破碎的淚水在眼眶裡打轉,胸口艱澀難受得快要裂開,她不知道他到底怎麼想的?如果想要骨髓直接說啊!
非要用這種藕斷絲連的手段,來折磨她的身心嗎?
她千瘡百孔的心,已經傷不起了!
閉了閉眼,難受的淚水滑了出來,流到脣邊,苦澀的滋味從嘴脣裡一直蔓延到了她心尖。
“夜爵墨,我求你了,不要再糾纏不清了好不好?如果你讓我想幫你什麼,你直接說出來,不要拐彎末角,不然,大家都跟着不好受。
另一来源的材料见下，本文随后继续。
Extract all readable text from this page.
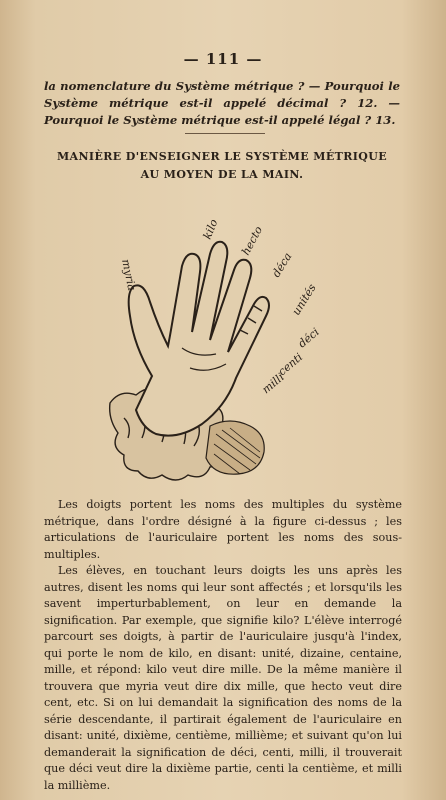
— 111 —
la nomenclature du Système métrique ? — Pourquoi le Système métrique est-il appelé décimal ? 12. — Pourquoi le Système métrique est-il appelé légal ? 13.
MANIÈRE D'ENSEIGNER LE SYSTÈME MÉTRIQUE
AU MOYEN DE LA MAIN.
myria
kilo hecto
déca
unités
déci
centi
milli

Les doigts portent les noms des multiples du système métrique, dans l'ordre désigné à la figure ci-dessus ; les articulations de l'auriculaire portent les noms des sous-multiples.

Les élèves, en touchant leurs doigts les uns après les autres, disent les noms qui leur sont affectés ; et lorsqu'ils les savent imperturbablement, on leur en demande la signification. Par exemple, que signifie kilo? L'élève interrogé parcourt ses doigts, à partir de l'auriculaire jusqu'à l'index, qui porte le nom de kilo, en disant: unité, dizaine, centaine, mille, et répond: kilo veut dire mille. De la même manière il trouvera que myria veut dire dix mille, que hecto veut dire cent, etc. Si on lui demandait la signification des noms de la série descendante, il partirait également de l'auriculaire en disant: unité, dixième, centième, millième; et suivant qu'on lui demanderait la signification de déci, centi, milli, il trouverait que déci veut dire la dixième partie, centi la centième, et milli la millième.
”她不敢問他骨髓的事,但如果他親口提了,她會考慮。
夜爵墨目光沉沉的看着只想和他劃清界線的顏汐若,她的痛苦,絕決,割捨,那麼明顯,清晰。他嘆了口氣,沉默幾秒後,聲音低啞的問道,“你真的無法接受川川的存在嗎?”
顏汐若搖頭,“沒有辦法。”起碼,她現在沒有辦法。
夜爵墨幽深的狹眸裡染了一層濃郁的陰霾,他沒有再勉強她,點了點頭,“好,如你所願。”
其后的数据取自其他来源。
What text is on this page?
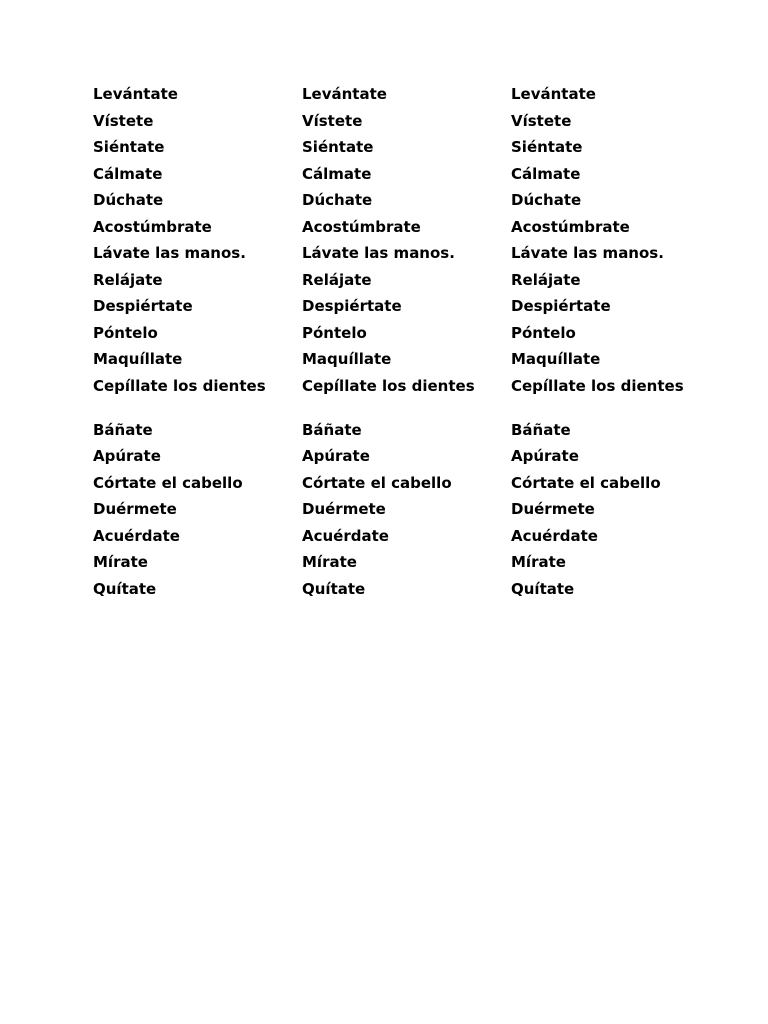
Levántate	Levántate	Levántate
Vístete	Vístete	Vístete
Siéntate	Siéntate	Siéntate
Cálmate	Cálmate	Cálmate
Dúchate	Dúchate	Dúchate
Acostúmbrate	Acostúmbrate	Acostúmbrate
Lávate las manos.	Lávate las manos.	Lávate las manos.
Relájate	Relájate	Relájate
Despiértate	Despiértate	Despiértate
Póntelo	Póntelo	Póntelo
Maquíllate	Maquíllate	Maquíllate
Cepíllate los dientes	Cepíllate los dientes	Cepíllate los dientes
Báñate	Báñate	Báñate
Apúrate	Apúrate	Apúrate
Córtate el cabello	Córtate el cabello	Córtate el cabello
Duérmete	Duérmete	Duérmete
Acuérdate	Acuérdate	Acuérdate
Mírate	Mírate	Mírate
Quítate	Quítate	Quítate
顏汐若呼吸一窒,全身的力氣好像被巨大針筒抽走了一樣,她雙脣顫抖的道,“希望你這次說話算數。”
“自然!”
顏汐若聽到他肯定的答案,胸口好像破了個大洞。
明明她自己提出來的,卻好像有什麼重要東西,從她身體裡剝離了一樣。
原來,徹底失去夜爵墨,會讓她這般痛苦。
顏汐若從沙發上站起來,淚眼朦朧了看了眼神色晦暗,複雜的男人,脣瓣嚅了嚅,“再見。”
夜爵墨緊抿着薄脣沒有吭聲。
顏汐若不再看他一眼,轉身,雙腿痠軟的朝門口跑去。
到別墅門口時,換了身衣服的夜爵墨追了過來。
他手裡拿着車鑰匙,語氣不容置喙的道,“我送你去學校,這邊不好打車。”
顏汐若沒有拒絕,他的別墅在半山腰,走下去估計要三四十分鐘,上午她還有課,耽誤不起。
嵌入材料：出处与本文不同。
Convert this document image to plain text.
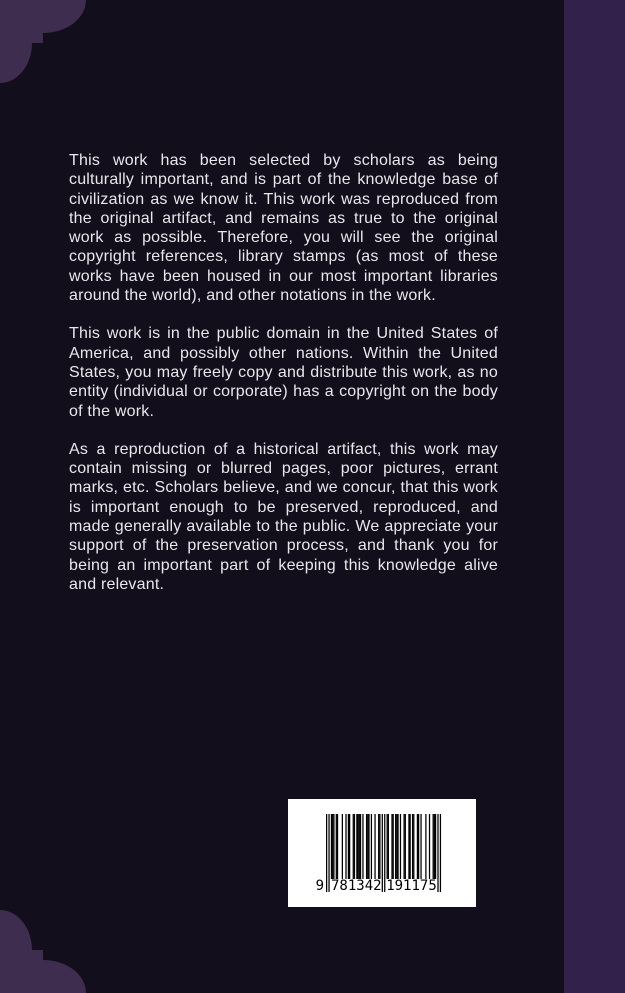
This work has been selected by scholars as being culturally important, and is part of the knowledge base of civilization as we know it. This work was reproduced from the original artifact, and remains as true to the original work as possible. Therefore, you will see the original copyright references, library stamps (as most of these works have been housed in our most important libraries around the world), and other notations in the work.

This work is in the public domain in the United States of America, and possibly other nations. Within the United States, you may freely copy and distribute this work, as no entity (individual or corporate) has a copyright on the body of the work.

As a reproduction of a historical artifact, this work may contain missing or blurred pages, poor pictures, errant marks, etc. Scholars believe, and we concur, that this work is important enough to be preserved, reproduced, and made generally available to the public. We appreciate your support of the preservation process, and thank you for being an important part of keeping this knowledge alive and relevant.

9 781342 191175
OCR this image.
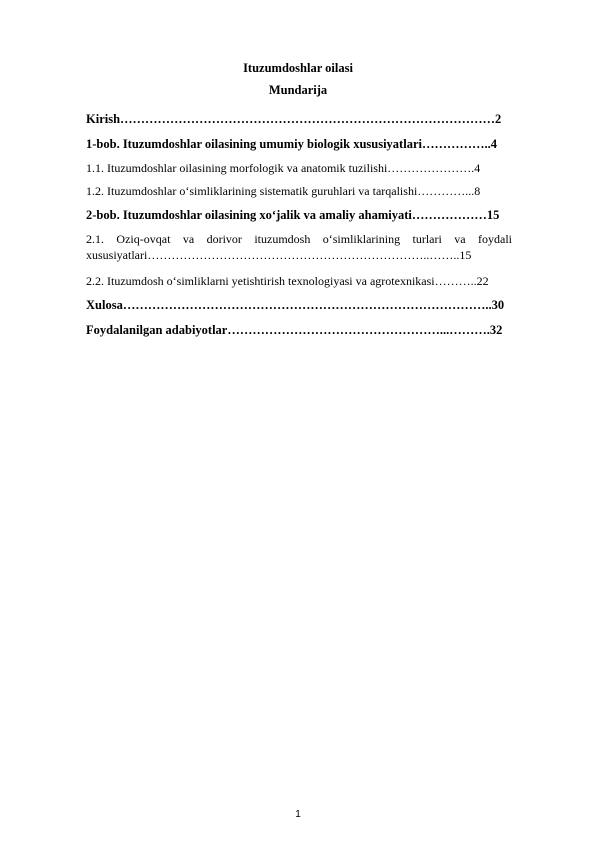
Ituzumdoshlar oilasi
Mundarija
Kirish………………………………………………………………………………2
1-bob. Ituzumdoshlar oilasining umumiy biologik xususiyatlari……………..4
1.1. Ituzumdoshlar oilasining morfologik va anatomik tuzilishi………………….4
1.2. Ituzumdoshlar o‘simliklarining sistematik guruhlari va tarqalishi…………...8
2-bob. Ituzumdoshlar oilasining xo‘jalik va amaliy ahamiyati………………15
2.1. Oziq-ovqat va dorivor ituzumdosh o‘simliklarining turlari va foydali
xususiyatlari……………………………………………………………..……..15
2.2. Ituzumdosh o‘simliklarni yetishtirish texnologiyasi va agrotexnikasi………..22
Xulosa……………………………………………………………………………..30
Foydalanilgan adabiyotlar……………………………………………...……….32
1
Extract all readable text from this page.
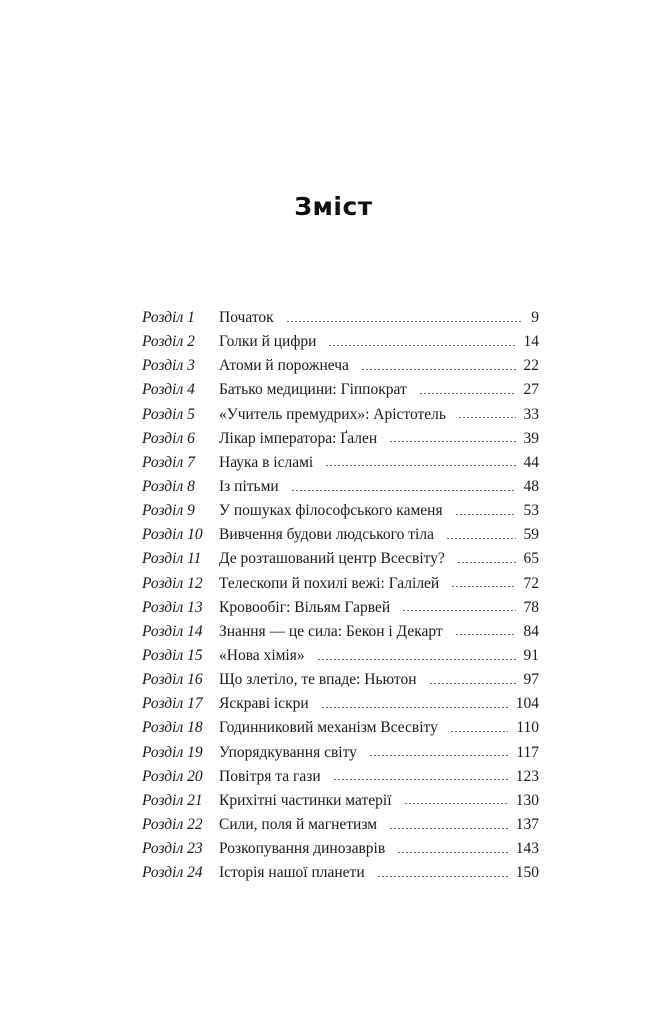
Зміст
Розділ 1	Початок	9
Розділ 2	Голки й цифри	14
Розділ 3	Атоми й порожнеча	22
Розділ 4	Батько медицини: Гіппократ	27
Розділ 5	«Учитель премудрих»: Арістотель	33
Розділ 6	Лікар імператора: Ґален	39
Розділ 7	Наука в ісламі	44
Розділ 8	Із пітьми	48
Розділ 9	У пошуках філософського каменя	53
Розділ 10	Вивчення будови людського тіла	59
Розділ 11	Де розташований центр Всесвіту?	65
Розділ 12	Телескопи й похилі вежі: Галілей	72
Розділ 13	Кровообіг: Вільям Гарвей	78
Розділ 14	Знання — це сила: Бекон і Декарт	84
Розділ 15	«Нова хімія»	91
Розділ 16	Що злетіло, те впаде: Ньютон	97
Розділ 17	Яскраві іскри	104
Розділ 18	Годинниковий механізм Всесвіту	110
Розділ 19	Упорядкування світу	117
Розділ 20	Повітря та гази	123
Розділ 21	Крихітні частинки матерії	130
Розділ 22	Сили, поля й магнетизм	137
Розділ 23	Розкопування динозаврів	143
Розділ 24	Історія нашої планети	150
車子從半山腰開到公路上時,顏汐若似乎想到什麼,她朝街道兩邊看了看,發現不遠處有家藥店,聲音微啞的道,“將我放在路邊好了,我等會兒打車回學校。”
夜爵墨劍眉一皺,“這裡也不好打車。”
“我等會兒滴滴打車。”
夜爵墨眉頭蹙得更深,“不用急着躲我,送你回學校後,不會再出現在你面前。”他聲音清冷,無溫。
顏汐若也不想瞞他,指了指不遠處的藥店,“我想買避yun藥!”
避yun藥三個字,像鋼針一樣扎進了夜爵墨胸口。
‘吱’的一聲,他踩了急剎車。
顏汐若身子往後仰了一下,上次和哥哥出車禍,一直讓她心有餘悸,夜爵墨剛剛緊急剎車,讓她臉色瞬間變白,秀眉緊皺的看向面無表情的男人,“你幹什麼?”
夜爵墨刀削般深刻的五官冷峭凌厲,輪廓分明的臉線緊繃起來,黑眸裡蒙上了一層陰翳,“你再說一遍?”
他冰冷略帶凶狠的口吻,讓顏汐若身子一滯。
心裡莫名委屈起來,都已經分手了,他有什麼資格還對她兇巴巴的?
梗着脖子,她眼眶發紅的道,“我說你想幹什麼?”突然緊急剎車,連個招呼也不打。
夜爵墨面色依舊陰沉,深眸裡流露出冰寒的戾氣,“上一句話!”
顏汐若不知道他又發什麼脾氣,咬了咬脣,想到自己上一句話說的是去藥店買避yun藥,她並不覺得有什麼不妥。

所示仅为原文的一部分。